3.1

16 0 0
                                    

"You doing okay?" Noah says. He sits on the edge of my bed, Shay let him in. I wish she hadn't. My hair is a mess, I've laid in TJ's guest room since they picked me up last night. No, this may not be the most traumatizing thing I've been through, but it still has an effect on me. I don't want to sleep. Or eat. Or talk.

I'm just regular me, only right now I have an excuse.

"I'm okay." I nod. My knees are tucked against my chest.

He had called me twenty times last night, finally I answered, telling him I was okay. Now he's here after asking to talk to Shay. She suggested that he come over despite my protests. She grinned widely after hanging up the phone.

"You've got a boyfriend huh?" She asked. I shook my head adamantly, "No. He's not my boyfriend."

With the way he's looking at me now I wonder if I'm wrong. His eyes study me intently. He holds my gaze until I break away, glancing at the untidiness of the room. I should have slept on the couch. Shay's favorite Victoria's Secret underwear are right next to his tennis shoe. I don't have to wonder what they did last night. I'm praying that they at least did it in his bed, not here.

"You really scared me." He sighs, tucking a piece of hair behind my ear. My heart flutters when he brushes my skin.

"Sorry." I say dumbly. Mentally I kick myself for being so stupid. Sorry? I probably traumatized him. Why is he still sitting here across from me? Who would stay after that?

"Don't be sorry!" He gasps, "You were held at gunpoint."

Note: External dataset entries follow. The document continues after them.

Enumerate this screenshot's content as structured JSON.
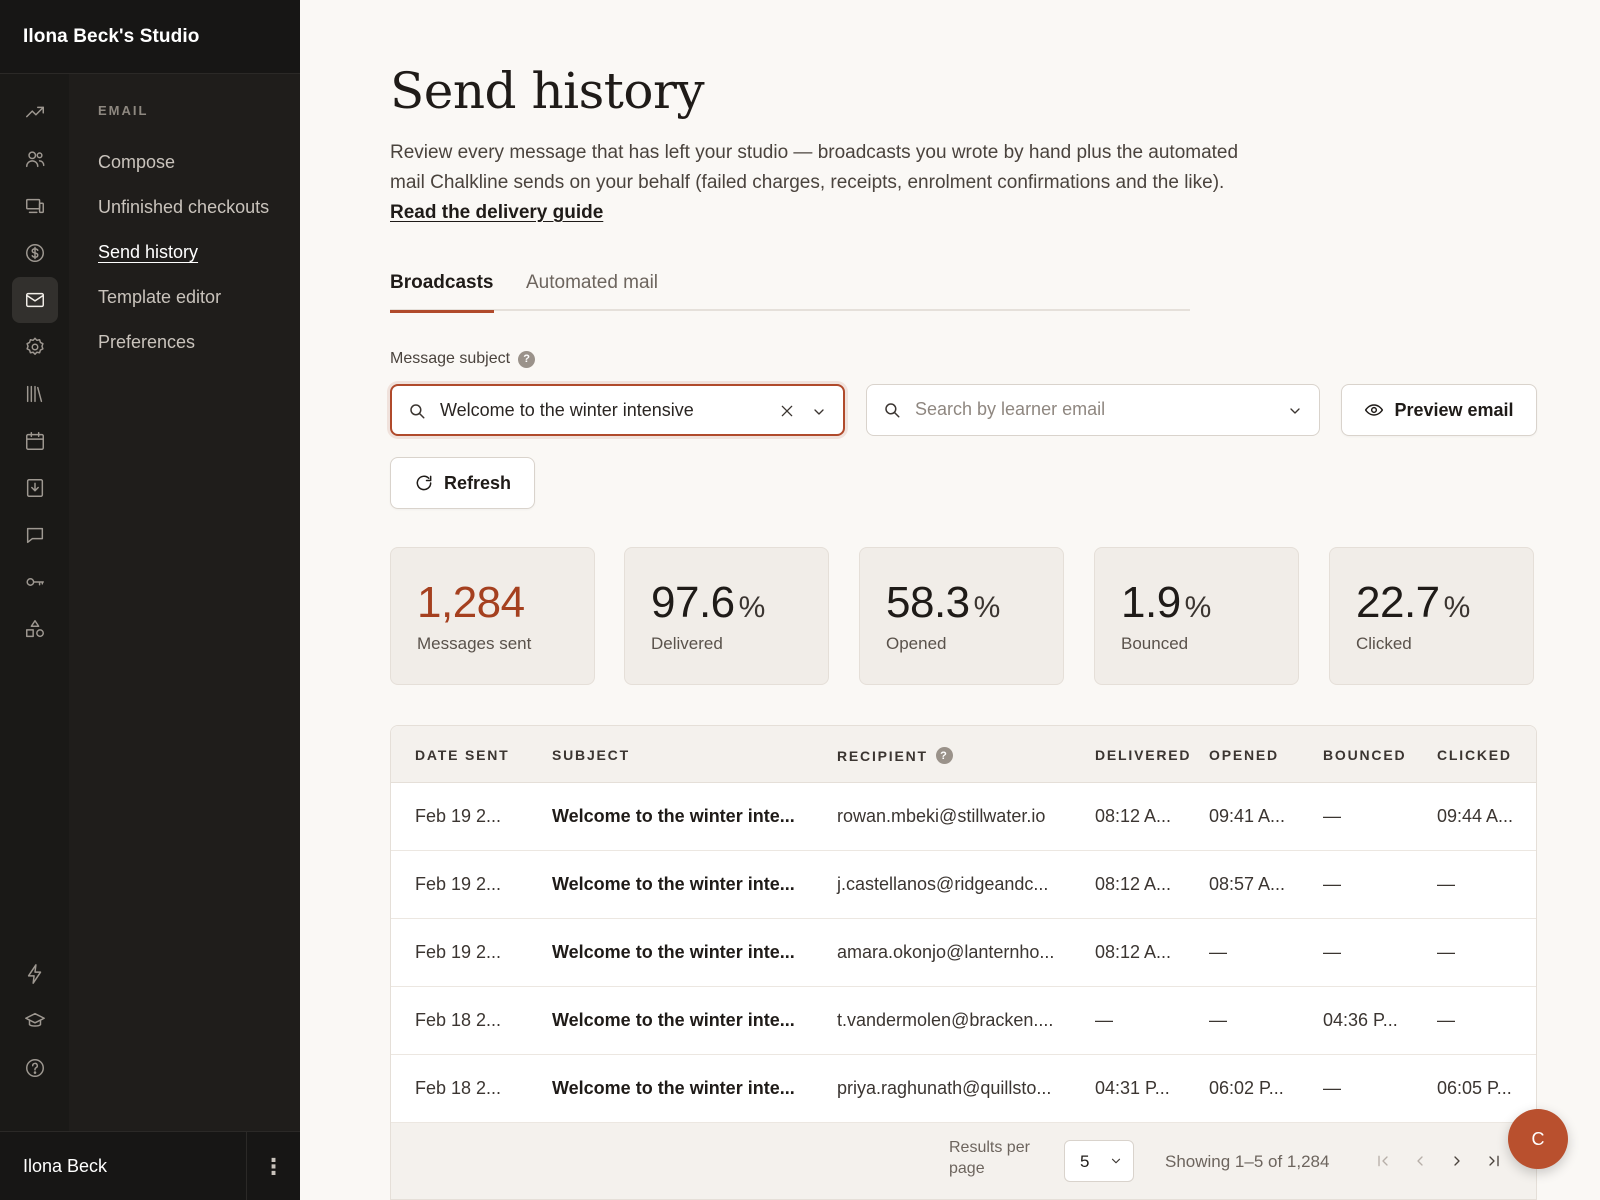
{
  "studio": {
    "name": "Ilona Beck's Studio"
  },
  "sidebar": {
    "section": "EMAIL",
    "items": [
      {
        "label": "Compose"
      },
      {
        "label": "Unfinished checkouts"
      },
      {
        "label": "Send history"
      },
      {
        "label": "Template editor"
      },
      {
        "label": "Preferences"
      }
    ],
    "rail_icons": [
      "trend-icon",
      "people-icon",
      "devices-icon",
      "dollar-icon",
      "mail-icon",
      "gear-icon",
      "library-icon",
      "calendar-icon",
      "download-icon",
      "chat-icon",
      "key-icon",
      "shapes-icon",
      "bolt-icon",
      "graduation-cap-icon",
      "help-icon"
    ],
    "active_rail_icon": "mail-icon"
  },
  "user": {
    "name": "Ilona Beck",
    "menu_glyph": "⋮"
  },
  "page": {
    "title": "Send history",
    "description": "Review every message that has left your studio — broadcasts you wrote by hand plus the automated mail Chalkline sends on your behalf (failed charges, receipts, enrolment confirmations and the like).",
    "guide_link": "Read the delivery guide"
  },
  "tabs": [
    {
      "label": "Broadcasts",
      "active": true
    },
    {
      "label": "Automated mail",
      "active": false
    }
  ],
  "filters": {
    "subject_label": "Message subject",
    "help_glyph": "?",
    "subject_value": "Welcome to the winter intensive",
    "email_placeholder": "Search by learner email"
  },
  "buttons": {
    "preview": "Preview email",
    "refresh": "Refresh"
  },
  "stats": [
    {
      "value": "1,284",
      "unit": "",
      "label": "Messages sent"
    },
    {
      "value": "97.6",
      "unit": "%",
      "label": "Delivered"
    },
    {
      "value": "58.3",
      "unit": "%",
      "label": "Opened"
    },
    {
      "value": "1.9",
      "unit": "%",
      "label": "Bounced"
    },
    {
      "value": "22.7",
      "unit": "%",
      "label": "Clicked"
    }
  ],
  "table": {
    "headers": [
      "DATE SENT",
      "SUBJECT",
      "RECIPIENT",
      "DELIVERED",
      "OPENED",
      "BOUNCED",
      "CLICKED"
    ],
    "rows": [
      [
        "Feb 19 2...",
        "Welcome to the winter inte...",
        "rowan.mbeki@stillwater.io",
        "08:12 A...",
        "09:41 A...",
        "—",
        "09:44 A..."
      ],
      [
        "Feb 19 2...",
        "Welcome to the winter inte...",
        "j.castellanos@ridgeandc...",
        "08:12 A...",
        "08:57 A...",
        "—",
        "—"
      ],
      [
        "Feb 19 2...",
        "Welcome to the winter inte...",
        "amara.okonjo@lanternho...",
        "08:12 A...",
        "—",
        "—",
        "—"
      ],
      [
        "Feb 18 2...",
        "Welcome to the winter inte...",
        "t.vandermolen@bracken....",
        "—",
        "—",
        "04:36 P...",
        "—"
      ],
      [
        "Feb 18 2...",
        "Welcome to the winter inte...",
        "priya.raghunath@quillsto...",
        "04:31 P...",
        "06:02 P...",
        "—",
        "06:05 P..."
      ]
    ],
    "footer": {
      "results_per_page_label": "Results per page",
      "results_per_page_value": "5",
      "showing": "Showing 1–5 of 1,284"
    }
  },
  "fab": {
    "label": "C"
  },
  "colors": {
    "accent": "#b04a2b",
    "sidebar_bg": "#1f1d1b",
    "page_bg": "#faf8f5"
  }
}
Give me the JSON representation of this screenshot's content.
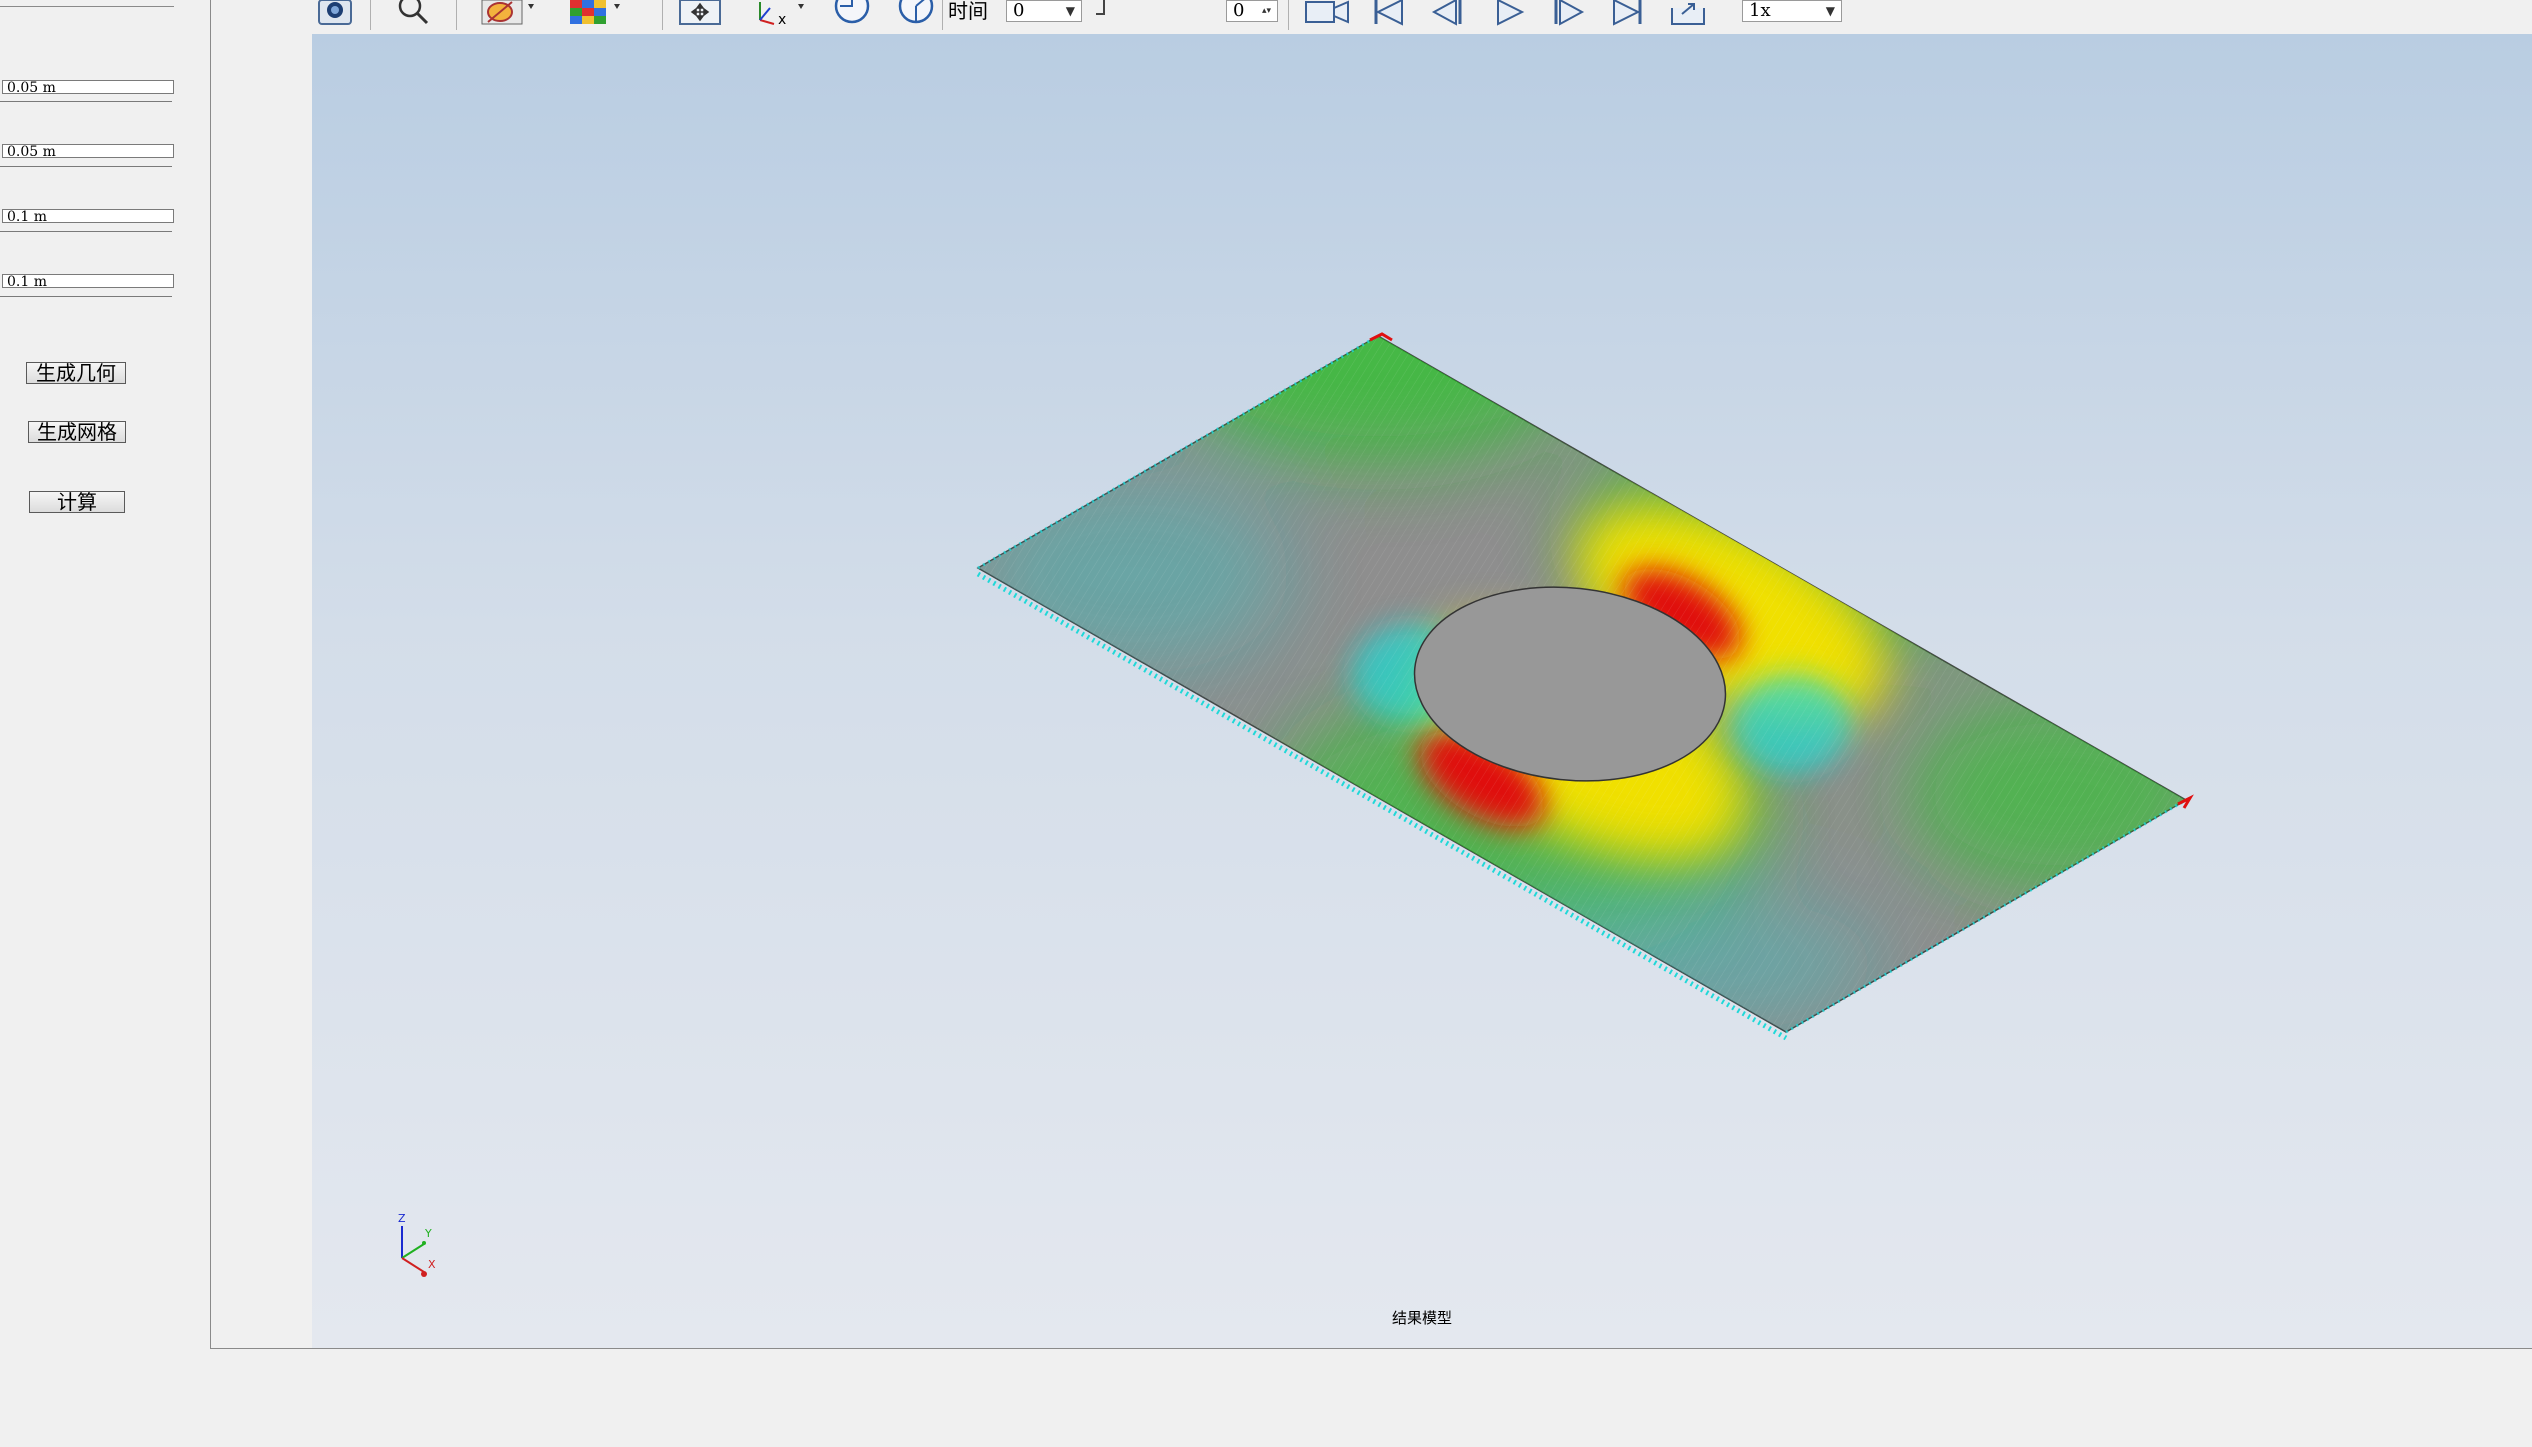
{
  "sidebar": {
    "params": [
      {
        "value": "0.05 m"
      },
      {
        "value": "0.05 m"
      },
      {
        "value": "0.1 m"
      },
      {
        "value": "0.1 m"
      }
    ],
    "buttons": {
      "generate_geometry": "生成几何",
      "generate_mesh": "生成网格",
      "compute": "计算"
    }
  },
  "toolbar": {
    "icons": [
      "camera-icon",
      "zoom-icon",
      "display-style-icon",
      "color-map-icon",
      "fit-view-icon",
      "axes-orientation-icon",
      "rotate-view-icon",
      "section-view-icon",
      "record-icon",
      "first-frame-icon",
      "previous-frame-icon",
      "play-icon",
      "next-frame-icon",
      "last-frame-icon",
      "export-icon"
    ],
    "time_label": "时间",
    "time_value": "0",
    "frame_value": "0",
    "speed_value": "1x"
  },
  "viewport": {
    "caption": "结果模型",
    "axes": {
      "z": "Z",
      "y": "Y",
      "x": "X"
    },
    "colors": {
      "plate": "#8e8e8e",
      "hole": "#989898",
      "high": "#e01010",
      "mid": "#f0e000",
      "low": "#20d020",
      "min": "#20d8d8",
      "bg_top": "#b9cde2",
      "bg_bottom": "#e4e8ef"
    }
  }
}
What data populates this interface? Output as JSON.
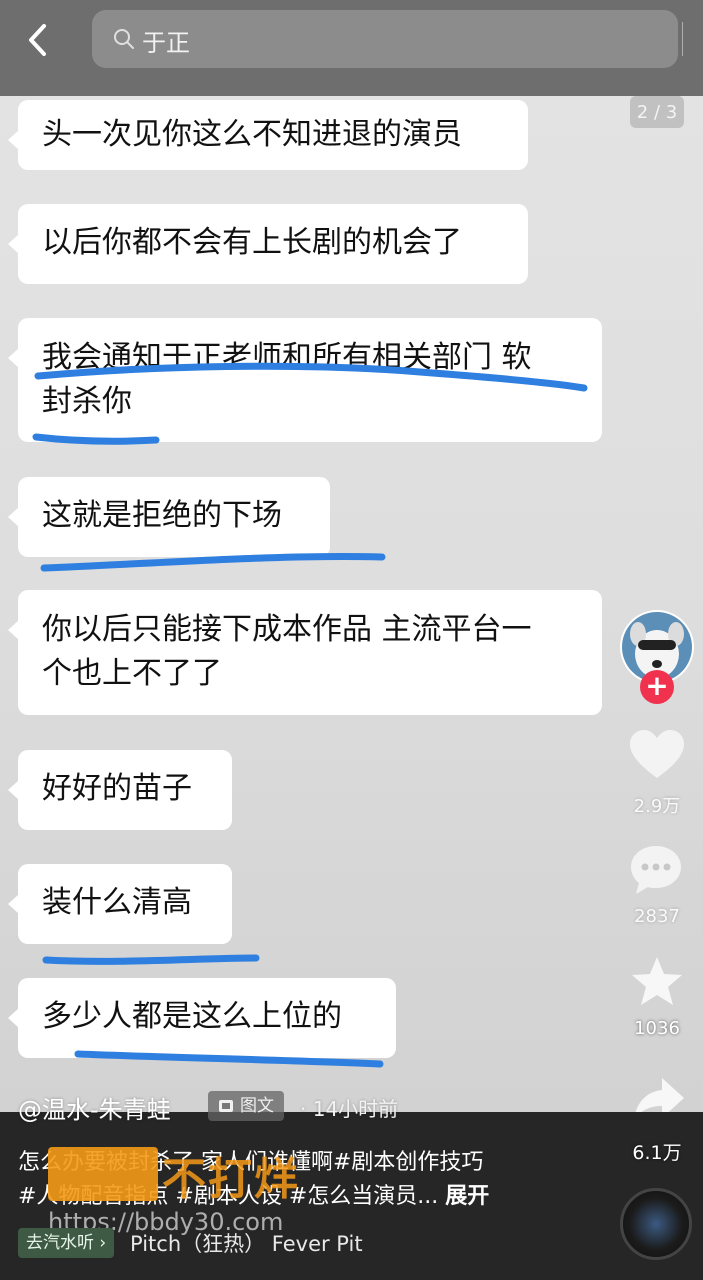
{
  "search": {
    "query": "于正",
    "button": "搜索"
  },
  "page_indicator": "2 / 3",
  "messages": [
    "头一次见你这么不知进退的演员",
    "以后你都不会有上长剧的机会了",
    "我会通知于正老师和所有相关部门 软",
    "封杀你",
    "这就是拒绝的下场",
    "你以后只能接下成本作品 主流平台一",
    "个也上不了了",
    "好好的苗子",
    "装什么清高",
    "多少人都是这么上位的"
  ],
  "side": {
    "likes": "2.9万",
    "comments": "2837",
    "favorites": "1036",
    "shares": "6.1万"
  },
  "post": {
    "author": "@温水-朱青蛙",
    "type_tag": "图文",
    "time": "· 14小时前",
    "desc_line1": "怎么办要被封杀了 家人们谁懂啊#剧本创作技巧",
    "desc_line2": "#人物配音指点 #剧本人设 #怎么当演员...",
    "expand": "展开",
    "music_tag": "去汽水听 ›",
    "music": "Pitch（狂热）   Fever Pit"
  },
  "watermark": {
    "text": "不打烊",
    "url": "https://bbdy30.com"
  },
  "colors": {
    "underline": "#2f7fe0",
    "follow": "#f0324f",
    "music_tag": "#3e5a44",
    "watermark": "#f49a17"
  }
}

I wince at the dramatic flair he puts into his words. It was so much different than that. I was never in danger. Last night as I laid in bed I realized that I wasn't afraid of the man holding the gun. I was afraid because I had an excuse to die and I wanted so badly to take it. I missed my chance to commit suicide without hurting anyone.

"Mmmm." I nod like I'm agreeing.

"Hey." He lilts, "Let's go do something."

I'm surprised at first. The fact that he's so anxious to get out of here doesn't resonate well with me. I saw the way he glanced nervously at TJ when he entered. But, he presses his forehead to mine and I can't say no.

Pretty soon, we saunter out onto the pavement. His hand locked tightly around mine. It feels nice, comfortable. He holds me close, smiling slightly when I lean my head on his shoulder.

One date. I've known him for two days and after one date we're already overly affectionate. Something about him radiates with a coolness. It completely infatuates me. I haven't been infatuated in so long. And never have I liked anyone as quickly as I like him. He wraps his arm around my shoulders suddenly. My shoulder tucks beneath his arm. It's a bit awkward. We're the same height about, but he seems proud of me. Like walking next to me is an honor.

We head to Brooklyn. I know a cozy little café that sounds lovely. I decide that I'd like to make that our place. Now, every time I go there I can think of him.

He orders a sandwich, I order a smoothie. We sit and smile at each other.

I've forgotten about the mugging. I don't care anymore. His lips are moving and all I can think about are them against mine.

Maybe I'm just lonely, but I'm craving him. His body pressed next to mine. His warmth, his touch. He knows it too. I hate that he knows it.

We chat about lunch for a few minutes, commenting on the food, the atmosphere and the people. He stares at me brightly. There's a chemistry between us that I've never felt before. It's definitely not love, but it's more primal. I want to be with him.

He pays for the meal and then stands.

"My uncle has an apartment near here. It's where I stayed last night. We could head over. He's in Korea working with some people right now. He'll be there for the next few years. It's technically my place until he gets back. I'm supposed to be taking care of it." He raises an eyebrow. I know what he's asking though it's hidden.

"That sounds perfect." I smile.

All at once he leans down and kisses me. His lips tango with mine in a moment of bliss. My chin is tilted upward, he's bending over to reach me. It's perfect. It's sweet.

The apartment not just an apartment. It's a mansion inside a building full of other mansions. Compared to me and Shay's little abode it's glamorous and incredible. I wonder if his whole family is as loaded as he is.

After I get over my shock, I turn around. Noah stands, staring at me with a mischievous smile. I grin back and step up close to him.

"It's just us then?" I whisper.

"Just us."

It's a flurry of movement. His hands are in my hair, my feet moving backward.

As his tongue dances in my mouth he breathes heavily. "You okay?" I hear him heave.

My chest rises. "Shut up." I pull him in harder. My back slams against the wall as he lifts me. His hands find their welcome on my body, brushing everything, sending chills down my spine. I realize our shirts are off. I'm just in my bra. Thank god I decided to wear the black one that matches my underwear today.

We move to the same rhythm. It leads us to the bed.